Dès les premiers paragraphes, je me suis identifiée au personnage principal. Ender Özen, dans la vingtaine, turc (ok on s’éloigne un peu mais il y a la suite…) et qui déteste conjuguer les verbes pronominaux. Moi aussi, j’aurais tout mis invariable. Ah! Les joies de la langue française. L’auteur la maîtrise particulièrement bien d’ailleurs.
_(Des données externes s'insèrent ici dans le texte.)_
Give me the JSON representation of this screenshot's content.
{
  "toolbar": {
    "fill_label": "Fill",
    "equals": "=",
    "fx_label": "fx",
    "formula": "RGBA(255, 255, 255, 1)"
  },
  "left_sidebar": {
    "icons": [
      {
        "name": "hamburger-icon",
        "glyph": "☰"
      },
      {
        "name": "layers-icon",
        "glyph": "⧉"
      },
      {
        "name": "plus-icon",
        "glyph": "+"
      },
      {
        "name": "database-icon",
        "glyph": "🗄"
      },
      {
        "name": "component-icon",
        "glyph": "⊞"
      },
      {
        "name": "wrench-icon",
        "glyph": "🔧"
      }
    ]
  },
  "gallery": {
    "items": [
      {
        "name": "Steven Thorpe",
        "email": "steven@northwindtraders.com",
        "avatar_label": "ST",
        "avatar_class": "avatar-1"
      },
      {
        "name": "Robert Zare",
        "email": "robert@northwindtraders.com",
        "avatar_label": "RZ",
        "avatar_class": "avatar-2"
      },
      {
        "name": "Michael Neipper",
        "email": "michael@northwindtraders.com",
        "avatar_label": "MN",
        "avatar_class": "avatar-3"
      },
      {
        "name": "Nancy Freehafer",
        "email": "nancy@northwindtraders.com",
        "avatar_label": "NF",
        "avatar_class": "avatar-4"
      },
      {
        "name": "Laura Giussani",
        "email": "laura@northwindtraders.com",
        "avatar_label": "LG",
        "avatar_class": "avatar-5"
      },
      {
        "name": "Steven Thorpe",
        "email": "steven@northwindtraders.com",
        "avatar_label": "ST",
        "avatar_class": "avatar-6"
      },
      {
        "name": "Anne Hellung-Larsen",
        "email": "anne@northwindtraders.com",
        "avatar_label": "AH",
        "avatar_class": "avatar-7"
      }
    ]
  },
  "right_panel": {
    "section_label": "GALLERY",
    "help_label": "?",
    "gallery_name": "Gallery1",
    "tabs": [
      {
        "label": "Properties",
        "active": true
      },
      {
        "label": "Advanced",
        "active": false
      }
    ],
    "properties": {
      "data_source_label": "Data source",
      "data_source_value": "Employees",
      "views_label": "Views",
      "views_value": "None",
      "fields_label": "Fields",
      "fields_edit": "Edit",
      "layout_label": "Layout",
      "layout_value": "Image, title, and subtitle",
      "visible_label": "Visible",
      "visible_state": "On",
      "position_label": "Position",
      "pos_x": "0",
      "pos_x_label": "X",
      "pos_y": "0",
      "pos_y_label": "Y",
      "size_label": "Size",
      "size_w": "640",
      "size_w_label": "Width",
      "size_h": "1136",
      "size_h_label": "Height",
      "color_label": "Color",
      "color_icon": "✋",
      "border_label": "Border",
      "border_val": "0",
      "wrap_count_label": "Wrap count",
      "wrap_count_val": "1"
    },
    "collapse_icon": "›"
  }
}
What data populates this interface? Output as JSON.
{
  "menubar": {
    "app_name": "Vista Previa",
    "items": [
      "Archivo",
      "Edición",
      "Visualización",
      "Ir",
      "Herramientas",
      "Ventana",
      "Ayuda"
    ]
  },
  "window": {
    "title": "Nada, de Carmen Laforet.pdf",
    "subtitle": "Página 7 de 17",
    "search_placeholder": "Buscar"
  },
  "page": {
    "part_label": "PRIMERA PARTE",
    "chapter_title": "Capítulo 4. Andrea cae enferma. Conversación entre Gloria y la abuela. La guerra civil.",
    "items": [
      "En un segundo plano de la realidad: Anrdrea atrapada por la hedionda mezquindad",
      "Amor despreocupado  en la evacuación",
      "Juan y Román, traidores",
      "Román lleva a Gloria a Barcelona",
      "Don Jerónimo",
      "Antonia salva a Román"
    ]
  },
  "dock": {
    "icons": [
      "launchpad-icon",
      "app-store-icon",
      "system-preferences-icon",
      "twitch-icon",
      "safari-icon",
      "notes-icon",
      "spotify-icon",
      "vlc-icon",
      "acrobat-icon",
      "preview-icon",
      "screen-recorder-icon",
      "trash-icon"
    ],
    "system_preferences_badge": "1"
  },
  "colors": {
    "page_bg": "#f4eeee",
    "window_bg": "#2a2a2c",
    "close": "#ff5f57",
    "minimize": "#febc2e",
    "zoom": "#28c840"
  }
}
Ses descriptions précises dressent une toile où l’ambiance de la scène est magnifiée.

L’horreur a de nombreuses déclinaisons, sexualité comprise. Vaut mieux le lire en toute conscience. C’est bien apporté, mais je vous laisse le soin de juger.

Lorsqu’on plonge dans le domaine onirique on y rencontre toutes sortes de créatures. C’est là que la magie s’opère. Ami ou ennemi? Heureusement, le milieu onirique est encadré. Le personnage principal travaille dans l’immeuble de la compagnie qui étudie et soigne les problèmes reliés au sommeil. Ender participe même à un jeu avec ses collègues: le Chasse-Monstre. Lors de ses rondes, il gagne des points s’il a le malheur de croiser l’un des cauchemars les plus recherchés. Ça aide à rester éveillé le temps de ses rondes. Cependant, les gardes insomniaques ne s’en tirent pas aussi facilement. Le pauvre Ender le comprendra assez vite.
L’intrigue déboule d’un chapitre à l’autre par une série de péripéties entremêlées d’horreur dans tous les sens du terme.

Au final, La maison aux tatouages dansants met dans une ambiance particulière qui plaira aux plus aventureux d’entre nous. Plusieurs créatures ressemblent à celles de différentes mythologies et vous inspireront sûrement à effectuer des recherches complémentaires.